Lights and batteries at 20 below.

Jan 04, 2010 11:18



Sometime this Summer I bought an outdoor rated CFL and replaced one of three incandescents with it. The outdoor lights are used so seldom that it doesn't matter that much, but I was curious about cold weather performance. The last few days have provided enough cold weather that one might think there was a Global Warming demonstration being held in the area.
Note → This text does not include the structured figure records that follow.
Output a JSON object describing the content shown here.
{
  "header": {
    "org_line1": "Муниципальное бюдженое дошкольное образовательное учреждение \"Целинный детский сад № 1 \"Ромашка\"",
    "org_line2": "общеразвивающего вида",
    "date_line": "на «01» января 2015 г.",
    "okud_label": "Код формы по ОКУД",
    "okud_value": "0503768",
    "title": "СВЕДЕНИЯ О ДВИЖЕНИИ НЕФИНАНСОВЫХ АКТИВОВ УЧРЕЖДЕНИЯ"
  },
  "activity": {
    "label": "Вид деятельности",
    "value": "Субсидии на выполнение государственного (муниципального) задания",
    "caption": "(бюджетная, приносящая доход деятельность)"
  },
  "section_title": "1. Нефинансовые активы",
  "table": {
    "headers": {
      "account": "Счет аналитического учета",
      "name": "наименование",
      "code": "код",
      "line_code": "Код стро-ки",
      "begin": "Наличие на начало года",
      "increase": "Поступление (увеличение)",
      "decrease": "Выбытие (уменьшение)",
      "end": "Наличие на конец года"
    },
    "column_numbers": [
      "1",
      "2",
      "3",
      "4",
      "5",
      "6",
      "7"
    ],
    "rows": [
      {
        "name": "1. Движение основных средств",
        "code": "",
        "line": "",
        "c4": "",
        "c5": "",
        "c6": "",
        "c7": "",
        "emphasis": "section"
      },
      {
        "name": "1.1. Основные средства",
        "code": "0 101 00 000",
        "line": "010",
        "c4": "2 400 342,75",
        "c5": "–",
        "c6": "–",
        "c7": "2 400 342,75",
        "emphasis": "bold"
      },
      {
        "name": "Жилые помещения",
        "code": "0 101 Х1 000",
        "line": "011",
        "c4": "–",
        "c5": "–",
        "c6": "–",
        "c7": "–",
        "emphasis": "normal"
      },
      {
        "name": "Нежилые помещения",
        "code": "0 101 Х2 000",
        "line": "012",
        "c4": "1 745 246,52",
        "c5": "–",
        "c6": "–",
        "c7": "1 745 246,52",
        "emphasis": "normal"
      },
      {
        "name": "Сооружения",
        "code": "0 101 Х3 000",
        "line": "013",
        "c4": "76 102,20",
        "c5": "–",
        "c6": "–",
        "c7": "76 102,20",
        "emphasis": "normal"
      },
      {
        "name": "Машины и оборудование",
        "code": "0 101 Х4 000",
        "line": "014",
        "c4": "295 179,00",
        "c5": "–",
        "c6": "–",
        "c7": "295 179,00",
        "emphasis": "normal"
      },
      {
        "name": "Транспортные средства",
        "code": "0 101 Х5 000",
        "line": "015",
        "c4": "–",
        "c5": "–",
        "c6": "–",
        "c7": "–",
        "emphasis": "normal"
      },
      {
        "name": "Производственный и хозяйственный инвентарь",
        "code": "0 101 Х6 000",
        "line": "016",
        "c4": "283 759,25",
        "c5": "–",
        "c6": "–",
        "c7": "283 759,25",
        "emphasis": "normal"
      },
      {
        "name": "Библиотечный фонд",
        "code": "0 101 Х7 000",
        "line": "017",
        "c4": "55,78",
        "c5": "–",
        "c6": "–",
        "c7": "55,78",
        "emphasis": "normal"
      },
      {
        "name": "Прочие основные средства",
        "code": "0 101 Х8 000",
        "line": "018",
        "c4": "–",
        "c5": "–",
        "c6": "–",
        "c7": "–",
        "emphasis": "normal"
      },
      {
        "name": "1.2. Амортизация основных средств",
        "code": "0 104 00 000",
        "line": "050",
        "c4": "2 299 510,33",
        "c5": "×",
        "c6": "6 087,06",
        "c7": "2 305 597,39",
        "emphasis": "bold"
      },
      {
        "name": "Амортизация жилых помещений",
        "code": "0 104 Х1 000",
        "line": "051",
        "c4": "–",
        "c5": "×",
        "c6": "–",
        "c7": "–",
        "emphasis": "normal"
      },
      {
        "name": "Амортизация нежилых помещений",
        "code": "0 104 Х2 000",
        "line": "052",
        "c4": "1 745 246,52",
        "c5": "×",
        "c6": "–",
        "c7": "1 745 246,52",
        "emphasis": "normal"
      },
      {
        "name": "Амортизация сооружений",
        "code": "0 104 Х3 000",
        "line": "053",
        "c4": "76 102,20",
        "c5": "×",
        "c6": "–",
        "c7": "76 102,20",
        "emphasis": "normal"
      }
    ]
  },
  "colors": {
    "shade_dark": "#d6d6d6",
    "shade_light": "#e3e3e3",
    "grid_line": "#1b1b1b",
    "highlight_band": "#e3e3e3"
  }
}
The light does come one, even at -18 F, though it does so slowly. Instant-on it is not. It seems to do nothing for moment, then the base ends of the tube start glowing, flickering slowly for a bit, before the glow grows through the rest of the tube. Then it's on, but not at full brightness. That takes a few minutes.

The "locker light" motion (passive IR, I suspect, not actual motion sensing) lights with LEDs are work just fine even in this frigid weather. The dollar store alkaline cells don't seem affected by the cold, at least not at the current drawn by the LEDs. It's very nice to not have to fumble around in the dark in this cold to find a keyhole or pushbutton. Putting these lights into place a few months back was a very good idea.

A couple years ago I had some trouble with the battery for the garage door opener remote control and figured it was not just battery age (since I replaced it recently) but cold, so I went and spent a bit on a lithium battery since those were supposed to be long-lived and cold-tolerant. That went dead a couple months ago and it seemed like it had a rather short life for what I had payed for the thing. I replaced it with a dollar store special. It's not even an alkaline, but a carbon-zinc thing. The last few frigid nights (lows have been in the -20 F region the last few nights) it's worked just fine.